The congressional panel looked at evictions filed through July 2021 by subsidiaries of The Siegel Group and three other companies: Ventron Management, with apartments in Georgia, Florida and Alabama; Pretium Partners, corporate parent of Progress Residential and Front Yard Residential with rental homes in 24 states; and Invitation Homes, a publicly traded company with single-family rental houses in 11 states.
It said Siegel executives advised subordinates to “bluff” tenants out of their apartments by confusing them about protections they had under a federal Centers for Disease Control and Prevention eviction moratorium — including posting copies of a court order suggesting the CDC eviction moratorium was no longer in effect.
A national eviction moratorium enacted in September 2020 by the CDC was lifted in August 2021 after a ruling by the U.S. Supreme Court.
In another case, the House panel said, a Siegel executive sent to employees in Texas a list of strategies to ”‘get rid of’ a ‘past due’ tenant without obtaining an eviction order from a court,” the congressional panel found.
Instructions included replacing the tenant’s air conditioning unit with one that didn’t work, asking state child welfare officials to investigate the tenant, and having security knock on her door “at least twice at night,” the report said.
Ford, the Nevada attorney general, characterized the report as “shocking and disturbing.”

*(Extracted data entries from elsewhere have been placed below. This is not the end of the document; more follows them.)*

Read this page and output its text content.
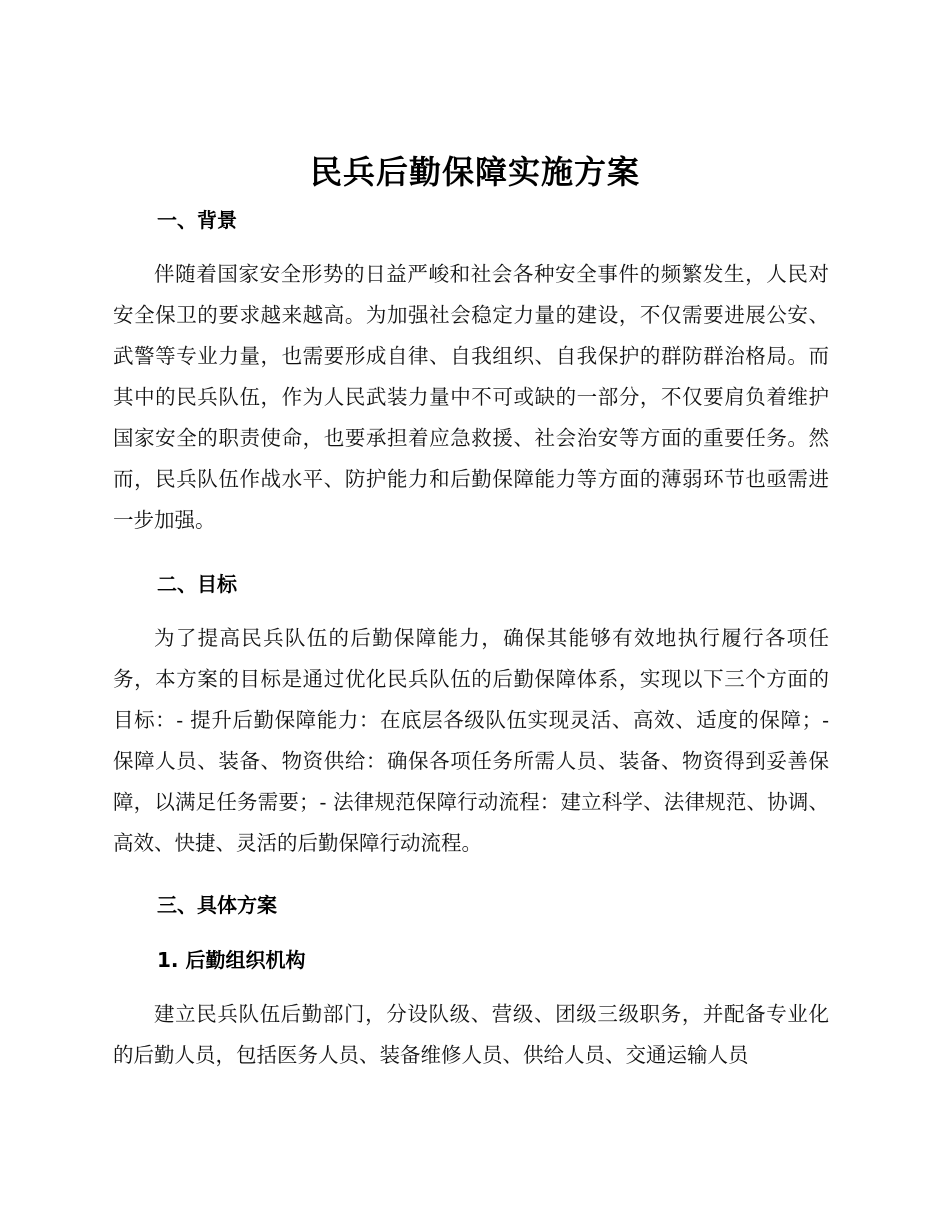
民兵后勤保障实施方案
一、背景

伴随着国家安全形势的日益严峻和社会各种安全事件的频繁发生，人民对安全保卫的要求越来越高。为加强社会稳定力量的建设，不仅需要进展公安、武警等专业力量，也需要形成自律、自我组织、自我保护的群防群治格局。而其中的民兵队伍，作为人民武装力量中不可或缺的一部分，不仅要肩负着维护国家安全的职责使命，也要承担着应急救援、社会治安等方面的重要任务。然而，民兵队伍作战水平、防护能力和后勤保障能力等方面的薄弱环节也亟需进一步加强。

二、目标

为了提高民兵队伍的后勤保障能力，确保其能够有效地执行履行各项任务，本方案的目标是通过优化民兵队伍的后勤保障体系，实现以下三个方面的目标：- 提升后勤保障能力：在底层各级队伍实现灵活、高效、适度的保障；- 保障人员、装备、物资供给：确保各项任务所需人员、装备、物资得到妥善保障，以满足任务需要；- 法律规范保障行动流程：建立科学、法律规范、协调、高效、快捷、灵活的后勤保障行动流程。

三、具体方案
1. 后勤组织机构

建立民兵队伍后勤部门，分设队级、营级、团级三级职务，并配备专业化的后勤人员，包括医务人员、装备维修人员、供给人员、交通运输人员
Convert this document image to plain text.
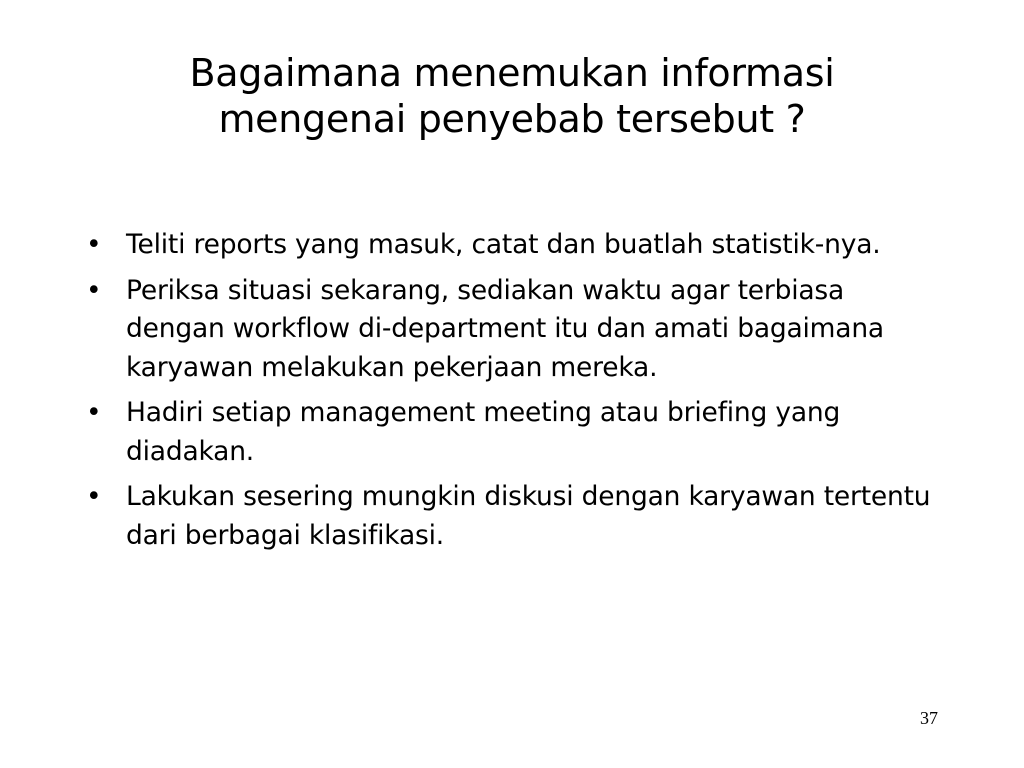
Bagaimana menemukan informasi
mengenai penyebab tersebut ?
• Teliti reports yang masuk, catat dan buatlah statistik-nya.
• Periksa situasi sekarang, sediakan waktu agar terbiasa dengan workflow di-department itu dan amati bagaimana karyawan melakukan pekerjaan mereka.
• Hadiri setiap management meeting atau briefing yang diadakan.
• Lakukan sesering mungkin diskusi dengan karyawan tertentu dari berbagai klasifikasi.
37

“Evicting people from their homes during one of the most disastrous public health crises in our nation’s history is not only irresponsible, but offensive,” he said in a statement.
A Nevada eviction moratorium was first enacted in March 2020 amid business closures due to the pandemic by Gov. Steve Sisolak. The state moratorium was extended several times and ended in May 2021. Ford and Sisolak are Democrats.
Ford said the state “worked with tenants and landlords, including Siegel Suites, to ensure compliance with the directive.”
County officials want to review rental assistance provided to Siegel Suites and Siegel Select hotel-apartment units in and around Las Vegas, and “remedy any wrongs,” Dan Kulin, a county spokesman, told the Las Vegas Review-Journal on Monday.
Kulin did not immediately respond Wednesday to messages from The Associated Press.
Siegel Suites rents apartments beginning at $169 a week in states also including Arizona, New Mexico, Texas, Louisiana and Mississippi. It markets rentals as “flexible-stay” because it does not require a long-term lease.
The congressional panel noted the Federal Trade Commission and Consumer Financial Protection Bureau “warned against deceptive and unfair business practices” during the pandemic, but said it “is not clear that enforcement actions were prompt enough to deter such behavior from causing tenants to lose their homes.”